The government may acquire more than two-thirds of the company’s shares through its Nuclear Damage Liability Facilitation Fund, the Yomiuri said. The fund may invest 1 trillion yen ($12.8 billion) to acquire stock while banks may be asked to lend the same amount, the newspaper reported, citing an unidentified person familiar with the plan.
The utility known as Tepco said in a statement “there is no truth” to the report. “We will first work on cutting costs and securing funds,” it said.
Tepco fell 9.8 percent on the Tokyo Stock Exchange to close at 211 yen, the lowest since Oct. 6. Tepco is down 90 percent since the day before the March 11 quake and tsunami crippled its Fukushima Dai-Ichi nuclear station, causing 160,000 people to flee radiation fallout.

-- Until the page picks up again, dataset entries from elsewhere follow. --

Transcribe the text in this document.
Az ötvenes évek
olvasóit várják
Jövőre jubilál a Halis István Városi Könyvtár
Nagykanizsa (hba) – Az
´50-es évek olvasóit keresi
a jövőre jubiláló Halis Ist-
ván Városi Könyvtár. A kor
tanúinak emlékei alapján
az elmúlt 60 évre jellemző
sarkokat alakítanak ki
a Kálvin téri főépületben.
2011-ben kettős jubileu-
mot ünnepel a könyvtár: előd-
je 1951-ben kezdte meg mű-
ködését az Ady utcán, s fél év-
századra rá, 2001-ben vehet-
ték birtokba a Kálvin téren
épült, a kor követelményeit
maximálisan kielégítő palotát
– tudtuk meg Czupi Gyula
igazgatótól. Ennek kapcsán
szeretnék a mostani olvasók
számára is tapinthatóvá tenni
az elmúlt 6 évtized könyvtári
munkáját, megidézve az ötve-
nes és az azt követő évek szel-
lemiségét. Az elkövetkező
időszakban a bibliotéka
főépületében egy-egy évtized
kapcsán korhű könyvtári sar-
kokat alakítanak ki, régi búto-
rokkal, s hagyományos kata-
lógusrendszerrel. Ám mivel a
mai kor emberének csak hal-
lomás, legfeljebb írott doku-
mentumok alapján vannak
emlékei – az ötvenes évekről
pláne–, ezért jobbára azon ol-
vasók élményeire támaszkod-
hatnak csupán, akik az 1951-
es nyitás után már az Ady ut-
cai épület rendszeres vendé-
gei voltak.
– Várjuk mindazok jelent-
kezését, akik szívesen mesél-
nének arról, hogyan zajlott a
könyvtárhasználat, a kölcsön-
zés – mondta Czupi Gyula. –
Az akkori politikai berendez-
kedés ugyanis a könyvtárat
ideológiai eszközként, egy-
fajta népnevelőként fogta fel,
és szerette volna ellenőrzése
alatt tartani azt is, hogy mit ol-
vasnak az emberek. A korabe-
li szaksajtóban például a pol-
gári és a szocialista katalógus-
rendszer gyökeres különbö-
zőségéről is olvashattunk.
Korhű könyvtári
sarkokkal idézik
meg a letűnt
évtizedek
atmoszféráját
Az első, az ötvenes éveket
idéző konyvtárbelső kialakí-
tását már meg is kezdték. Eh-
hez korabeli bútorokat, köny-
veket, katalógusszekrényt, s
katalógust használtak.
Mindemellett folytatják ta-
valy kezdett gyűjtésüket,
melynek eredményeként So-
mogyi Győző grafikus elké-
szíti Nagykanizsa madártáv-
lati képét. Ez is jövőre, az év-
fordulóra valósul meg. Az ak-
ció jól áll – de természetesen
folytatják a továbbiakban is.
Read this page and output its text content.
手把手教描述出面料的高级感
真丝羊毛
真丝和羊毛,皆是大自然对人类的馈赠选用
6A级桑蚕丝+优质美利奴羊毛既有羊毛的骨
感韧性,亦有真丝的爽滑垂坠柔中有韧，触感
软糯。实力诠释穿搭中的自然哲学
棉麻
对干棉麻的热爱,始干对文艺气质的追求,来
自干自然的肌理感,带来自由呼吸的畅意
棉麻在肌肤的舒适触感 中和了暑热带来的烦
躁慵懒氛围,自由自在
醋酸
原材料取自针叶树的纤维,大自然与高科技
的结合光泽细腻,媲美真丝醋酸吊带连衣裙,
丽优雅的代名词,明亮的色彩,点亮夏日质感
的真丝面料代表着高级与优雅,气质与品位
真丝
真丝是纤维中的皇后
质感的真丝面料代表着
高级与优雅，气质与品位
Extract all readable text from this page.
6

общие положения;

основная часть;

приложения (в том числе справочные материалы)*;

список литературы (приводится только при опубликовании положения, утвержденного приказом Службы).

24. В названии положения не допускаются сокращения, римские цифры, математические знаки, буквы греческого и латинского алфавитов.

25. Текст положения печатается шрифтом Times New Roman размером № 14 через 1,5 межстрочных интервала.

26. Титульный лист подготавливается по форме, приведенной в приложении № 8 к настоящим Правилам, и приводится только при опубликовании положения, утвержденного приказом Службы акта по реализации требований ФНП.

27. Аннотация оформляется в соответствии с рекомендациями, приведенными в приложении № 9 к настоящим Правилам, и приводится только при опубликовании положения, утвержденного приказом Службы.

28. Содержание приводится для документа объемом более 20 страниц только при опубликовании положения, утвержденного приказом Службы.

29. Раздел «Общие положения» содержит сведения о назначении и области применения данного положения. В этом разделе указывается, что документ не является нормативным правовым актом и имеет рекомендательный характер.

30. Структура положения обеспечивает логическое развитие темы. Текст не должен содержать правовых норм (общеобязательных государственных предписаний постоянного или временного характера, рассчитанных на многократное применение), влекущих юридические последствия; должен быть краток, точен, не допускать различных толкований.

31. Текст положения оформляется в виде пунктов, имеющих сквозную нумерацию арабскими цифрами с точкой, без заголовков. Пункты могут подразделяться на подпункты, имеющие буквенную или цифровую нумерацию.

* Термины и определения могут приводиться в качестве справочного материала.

“We are considering all options,” Trade and Industry Minister Yukio Edano said today in Tokyo in response to a question on the Yomiuri report at a press conference.
The funds from the government and banks will help Tepco avoid insolvency and pay for dismantling and decommissioning the damaged reactors, as well as cover the cost of purchasing fuel to run its thermal plants, the Yomiuri said.
The government-backed fund may acquire securities including preferred stock and replace the company’s management, the Yomiuri reported. The fund will gain control after shareholders approve the plan at a meeting in June, it said.
The fund expects electricity prices to be raised as much as 10 percent next October and the company to restart reactors at one of its nuclear plants after April 2013, the Yomiuri said.
The government-backed fund aims to complete negotiations with banks by the end of March, the Yomiuri said.